Thursday, November 18, 2010

Places - November 11, 2010

Shabbat Shalom!
“There are places I remember all my life, though some have changed.
Some forever, not for better, some have gone and some remained.
All these places have their moments with lovers and friends I still can recall.
Some are dead and some are living - In my life, I’ve loved them all.”

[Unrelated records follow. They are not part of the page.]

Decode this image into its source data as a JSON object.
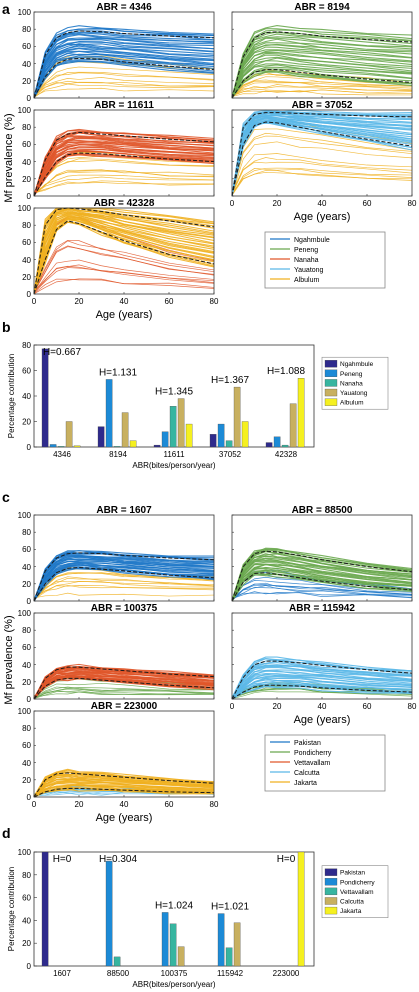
{
  "figure": {
    "panel_labels": [
      "a",
      "b",
      "c",
      "d"
    ]
  },
  "colors": {
    "ngahmbule": "#1f78c8",
    "peneng": "#6aa84f",
    "nanaha": "#e0572a",
    "yauatong": "#5bb8e8",
    "albulum": "#f0b020",
    "pakistan": "#1f78c8",
    "pondicherry": "#6aa84f",
    "vettavallam": "#e0572a",
    "calcutta": "#5bb8e8",
    "jakarta": "#f0b020",
    "bar1": "#2e2a8c",
    "bar2": "#1c8ad6",
    "bar3": "#37b5a0",
    "bar4": "#c8b060",
    "bar5": "#f5f020"
  },
  "panel_a": {
    "ylabel": "Mf prevalence (%)",
    "xlabel": "Age (years)",
    "xticks": [
      "0",
      "20",
      "40",
      "60",
      "80"
    ],
    "yticks": [
      "0",
      "20",
      "40",
      "60",
      "80",
      "100"
    ],
    "titles": [
      "ABR = 4346",
      "ABR = 8194",
      "ABR = 11611",
      "ABR = 37052",
      "ABR = 42328"
    ],
    "legend": [
      "Ngahmbule",
      "Peneng",
      "Nanaha",
      "Yauatong",
      "Albulum"
    ]
  },
  "panel_c": {
    "ylabel": "Mf prevalence (%)",
    "xlabel": "Age (years)",
    "xticks": [
      "0",
      "20",
      "40",
      "60",
      "80"
    ],
    "yticks": [
      "0",
      "20",
      "40",
      "60",
      "80",
      "100"
    ],
    "titles": [
      "ABR = 1607",
      "ABR = 88500",
      "ABR = 100375",
      "ABR = 115942",
      "ABR = 223000"
    ],
    "legend": [
      "Pakistan",
      "Pondicherry",
      "Vettavallam",
      "Calcutta",
      "Jakarta"
    ]
  },
  "chart_data": [
    {
      "type": "line",
      "title": "ABR = 4346",
      "xlabel": "Age (years)",
      "ylabel": "Mf prevalence (%)",
      "xlim": [
        0,
        80
      ],
      "ylim": [
        0,
        100
      ],
      "series": [
        {
          "name": "Ngahmbule",
          "x": [
            0,
            5,
            10,
            15,
            20,
            30,
            40,
            60,
            80
          ],
          "y": [
            0,
            50,
            70,
            76,
            78,
            77,
            75,
            72,
            70
          ]
        },
        {
          "name": "Ngahmbule",
          "x": [
            0,
            5,
            10,
            15,
            20,
            30,
            40,
            60,
            80
          ],
          "y": [
            0,
            25,
            40,
            45,
            46,
            45,
            42,
            37,
            33
          ]
        },
        {
          "name": "Albulum",
          "x": [
            0,
            5,
            10,
            15,
            20,
            30,
            40,
            60,
            80
          ],
          "y": [
            0,
            10,
            18,
            22,
            24,
            24,
            23,
            20,
            18
          ]
        }
      ]
    },
    {
      "type": "line",
      "title": "ABR = 8194",
      "xlabel": "Age (years)",
      "ylabel": "Mf prevalence (%)",
      "xlim": [
        0,
        80
      ],
      "ylim": [
        0,
        100
      ],
      "series": [
        {
          "name": "Peneng",
          "x": [
            0,
            5,
            10,
            15,
            20,
            30,
            40,
            60,
            80
          ],
          "y": [
            0,
            48,
            70,
            76,
            77,
            75,
            72,
            68,
            65
          ]
        },
        {
          "name": "Peneng",
          "x": [
            0,
            5,
            10,
            15,
            20,
            30,
            40,
            60,
            80
          ],
          "y": [
            0,
            20,
            30,
            33,
            33,
            30,
            27,
            22,
            18
          ]
        }
      ]
    },
    {
      "type": "line",
      "title": "ABR = 11611",
      "xlabel": "Age (years)",
      "ylabel": "Mf prevalence (%)",
      "xlim": [
        0,
        80
      ],
      "ylim": [
        0,
        100
      ],
      "series": [
        {
          "name": "Nanaha",
          "x": [
            0,
            5,
            10,
            15,
            20,
            30,
            40,
            60,
            80
          ],
          "y": [
            0,
            42,
            65,
            72,
            74,
            72,
            70,
            66,
            63
          ]
        },
        {
          "name": "Nanaha",
          "x": [
            0,
            5,
            10,
            15,
            20,
            30,
            40,
            60,
            80
          ],
          "y": [
            0,
            22,
            40,
            48,
            50,
            49,
            47,
            43,
            40
          ]
        }
      ]
    },
    {
      "type": "line",
      "title": "ABR = 37052",
      "xlabel": "Age (years)",
      "ylabel": "Mf prevalence (%)",
      "xlim": [
        0,
        80
      ],
      "ylim": [
        0,
        100
      ],
      "series": [
        {
          "name": "Yauatong",
          "x": [
            0,
            5,
            10,
            15,
            20,
            30,
            40,
            60,
            80
          ],
          "y": [
            0,
            80,
            95,
            97,
            97,
            96,
            95,
            93,
            92
          ]
        },
        {
          "name": "Yauatong",
          "x": [
            0,
            5,
            10,
            15,
            20,
            30,
            40,
            60,
            80
          ],
          "y": [
            0,
            60,
            82,
            86,
            85,
            80,
            75,
            66,
            58
          ]
        }
      ]
    },
    {
      "type": "line",
      "title": "ABR = 42328",
      "xlabel": "Age (years)",
      "ylabel": "Mf prevalence (%)",
      "xlim": [
        0,
        80
      ],
      "ylim": [
        0,
        100
      ],
      "series": [
        {
          "name": "Albulum",
          "x": [
            0,
            5,
            10,
            15,
            20,
            30,
            40,
            60,
            80
          ],
          "y": [
            0,
            80,
            98,
            100,
            99,
            96,
            92,
            85,
            78
          ]
        },
        {
          "name": "Albulum",
          "x": [
            0,
            5,
            10,
            15,
            20,
            30,
            40,
            60,
            80
          ],
          "y": [
            0,
            40,
            75,
            85,
            82,
            72,
            62,
            46,
            35
          ]
        }
      ]
    },
    {
      "type": "bar",
      "xlabel": "ABR(bites/person/year)",
      "ylabel": "Percentage contribution",
      "ylim": [
        0,
        80
      ],
      "yticks": [
        0,
        20,
        40,
        60,
        80
      ],
      "categories": [
        "4346",
        "8194",
        "11611",
        "37052",
        "42328"
      ],
      "annotations": [
        "H=0.667",
        "H=1.131",
        "H=1.345",
        "H=1.367",
        "H=1.088"
      ],
      "series": [
        {
          "name": "Ngahmbule",
          "values": [
            77,
            16,
            1.5,
            10,
            3.5
          ]
        },
        {
          "name": "Peneng",
          "values": [
            2,
            53,
            12,
            18,
            8
          ]
        },
        {
          "name": "Nanaha",
          "values": [
            0.5,
            0.5,
            32,
            5,
            1.5
          ]
        },
        {
          "name": "Yauatong",
          "values": [
            20,
            27,
            38,
            47,
            34
          ]
        },
        {
          "name": "Albulum",
          "values": [
            1,
            5,
            18,
            20,
            54
          ]
        }
      ]
    },
    {
      "type": "line",
      "title": "ABR = 1607",
      "xlabel": "Age (years)",
      "ylabel": "Mf prevalence (%)",
      "xlim": [
        0,
        80
      ],
      "ylim": [
        0,
        100
      ],
      "series": [
        {
          "name": "Pakistan",
          "x": [
            0,
            5,
            10,
            15,
            20,
            30,
            40,
            60,
            80
          ],
          "y": [
            0,
            35,
            50,
            55,
            56,
            55,
            53,
            50,
            48
          ]
        },
        {
          "name": "Pakistan",
          "x": [
            0,
            5,
            10,
            15,
            20,
            30,
            40,
            60,
            80
          ],
          "y": [
            0,
            20,
            33,
            38,
            39,
            37,
            35,
            30,
            27
          ]
        }
      ]
    },
    {
      "type": "line",
      "title": "ABR = 88500",
      "xlabel": "Age (years)",
      "ylabel": "Mf prevalence (%)",
      "xlim": [
        0,
        80
      ],
      "ylim": [
        0,
        100
      ],
      "series": [
        {
          "name": "Pondicherry",
          "x": [
            0,
            5,
            10,
            15,
            20,
            30,
            40,
            60,
            80
          ],
          "y": [
            0,
            40,
            55,
            58,
            57,
            53,
            48,
            40,
            34
          ]
        },
        {
          "name": "Pondicherry",
          "x": [
            0,
            5,
            10,
            15,
            20,
            30,
            40,
            60,
            80
          ],
          "y": [
            0,
            22,
            32,
            33,
            31,
            27,
            23,
            17,
            13
          ]
        }
      ]
    },
    {
      "type": "line",
      "title": "ABR = 100375",
      "xlabel": "Age (years)",
      "ylabel": "Mf prevalence (%)",
      "xlim": [
        0,
        80
      ],
      "ylim": [
        0,
        100
      ],
      "series": [
        {
          "name": "Vettavallam",
          "x": [
            0,
            5,
            10,
            15,
            20,
            30,
            40,
            60,
            80
          ],
          "y": [
            0,
            24,
            34,
            37,
            37,
            35,
            33,
            29,
            26
          ]
        },
        {
          "name": "Vettavallam",
          "x": [
            0,
            5,
            10,
            15,
            20,
            30,
            40,
            60,
            80
          ],
          "y": [
            0,
            15,
            22,
            24,
            24,
            22,
            20,
            16,
            13
          ]
        }
      ]
    },
    {
      "type": "line",
      "title": "ABR = 115942",
      "xlabel": "Age (years)",
      "ylabel": "Mf prevalence (%)",
      "xlim": [
        0,
        80
      ],
      "ylim": [
        0,
        100
      ],
      "series": [
        {
          "name": "Calcutta",
          "x": [
            0,
            5,
            10,
            15,
            20,
            30,
            40,
            60,
            80
          ],
          "y": [
            0,
            25,
            40,
            44,
            44,
            42,
            39,
            34,
            30
          ]
        },
        {
          "name": "Calcutta",
          "x": [
            0,
            5,
            10,
            15,
            20,
            30,
            40,
            60,
            80
          ],
          "y": [
            0,
            8,
            14,
            16,
            16,
            15,
            13,
            10,
            8
          ]
        }
      ]
    },
    {
      "type": "line",
      "title": "ABR = 223000",
      "xlabel": "Age (years)",
      "ylabel": "Mf prevalence (%)",
      "xlim": [
        0,
        80
      ],
      "ylim": [
        0,
        100
      ],
      "series": [
        {
          "name": "Jakarta",
          "x": [
            0,
            5,
            10,
            15,
            20,
            30,
            40,
            60,
            80
          ],
          "y": [
            0,
            20,
            27,
            28,
            27,
            25,
            23,
            19,
            16
          ]
        },
        {
          "name": "Jakarta",
          "x": [
            0,
            5,
            10,
            15,
            20,
            30,
            40,
            60,
            80
          ],
          "y": [
            0,
            6,
            9,
            10,
            10,
            9,
            8,
            6,
            5
          ]
        }
      ]
    },
    {
      "type": "bar",
      "xlabel": "ABR(bites/person/year)",
      "ylabel": "Percentage contribution",
      "ylim": [
        0,
        100
      ],
      "yticks": [
        0,
        20,
        40,
        60,
        80,
        100
      ],
      "categories": [
        "1607",
        "88500",
        "100375",
        "115942",
        "223000"
      ],
      "annotations": [
        "H=0",
        "H=0.304",
        "H=1.024",
        "H=1.021",
        "H=0"
      ],
      "series": [
        {
          "name": "Pakistan",
          "values": [
            100,
            0,
            0,
            0,
            0
          ]
        },
        {
          "name": "Pondicherry",
          "values": [
            0,
            92,
            47,
            46,
            0
          ]
        },
        {
          "name": "Vettavallam",
          "values": [
            0,
            8,
            37,
            16,
            0
          ]
        },
        {
          "name": "Calcutta",
          "values": [
            0,
            0,
            17,
            38,
            0
          ]
        },
        {
          "name": "Jakarta",
          "values": [
            0,
            0,
            0,
            0,
            100
          ]
        }
      ]
    }
  ]
}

These lyrics by John Lennon and Paul McCartney (mainly John Lennon) make an immediate connection between the places that are significant in our lives, the moments associated with those places, and the people with whom we experienced those moments.
In the Torah reading for this week, Vayaytzay, Jacob began to learn about how a particular place can be associated with a pivotal moment in life. In fact, the word for place, MAKOM, figures prominently in the narrative:
“Coming upon a certain PLACE, Jacob passed the night there…taking one of the stones of the MAKOM/PLACE, he made it his head-rest.” After Jacob dreamed of a ladder reaching to the sky, with angels going up and down on it, he proclaimed: “Truly, the Eternal was in this MAKOM/PLACE, and I did not know it!” Finally, the Torah states that “he named the MAKOM/PLACE Bayt El-Abode/House of God.”
The root word for MAKOM is KUF-VAV-MEM, a root that means to arise, endure, sustain (as in V’KIY’MANU in the SHEHECHEYANU prayer), establish, and be fulfilled or realized. In addition to place, the word MAKOM itself can mean spot, existence or substance. While Jacob himself linked God to a specific MAKOM/PLACE, there is a rabbinic interpretation that associates God with every place: “Why do we call God MAKOM/THE PLACE? Because God is the preserver/existence/place of the world, but God’s world is not God’s existence/place.” The divine presence cannot be confined to any one world or even any particular spot in space or moment in time. MAKOM has come to be the name refers to God as being “omnipresent,” pervading the entire universe. That means that, in any place, or in any moment, we can find an imprint of God and a sign of our connection to all of creation. Like Jacob, we can come to recognize how a place or a moment may be special when we open our eyes and heart to the possibility of encountering the sacred, anytime and anywhere.
While sitting with my music colleagues at the Hava Nashira workshop at Olin-Sang-Ruby Union Institute Camp in Wisconsin a number of years ago, Cantor Ellen Dreskin asked us all, “Think about the first place you went when you were away from your parents for an extended period of time.” As I sat in the main house/BAYIT, I looked around and realized, “It was here…this was the place.” I had attended that very camp a few months before becoming Bar Mitzvah, and Ellen’s question added a deeper dimension to my long-past experience at that camp from that moment on: this was the place where I first established my independence.
Each of us is like Jacob (and the Beatles as well!) in saying that “there are places I remember….all these places had their moments.” Think about the places and experiences that were pivotal for you – let them give you strength and hope for the future, and allow them to open your eyes to see a divine hand gently touching you, offering support, encouragement and love.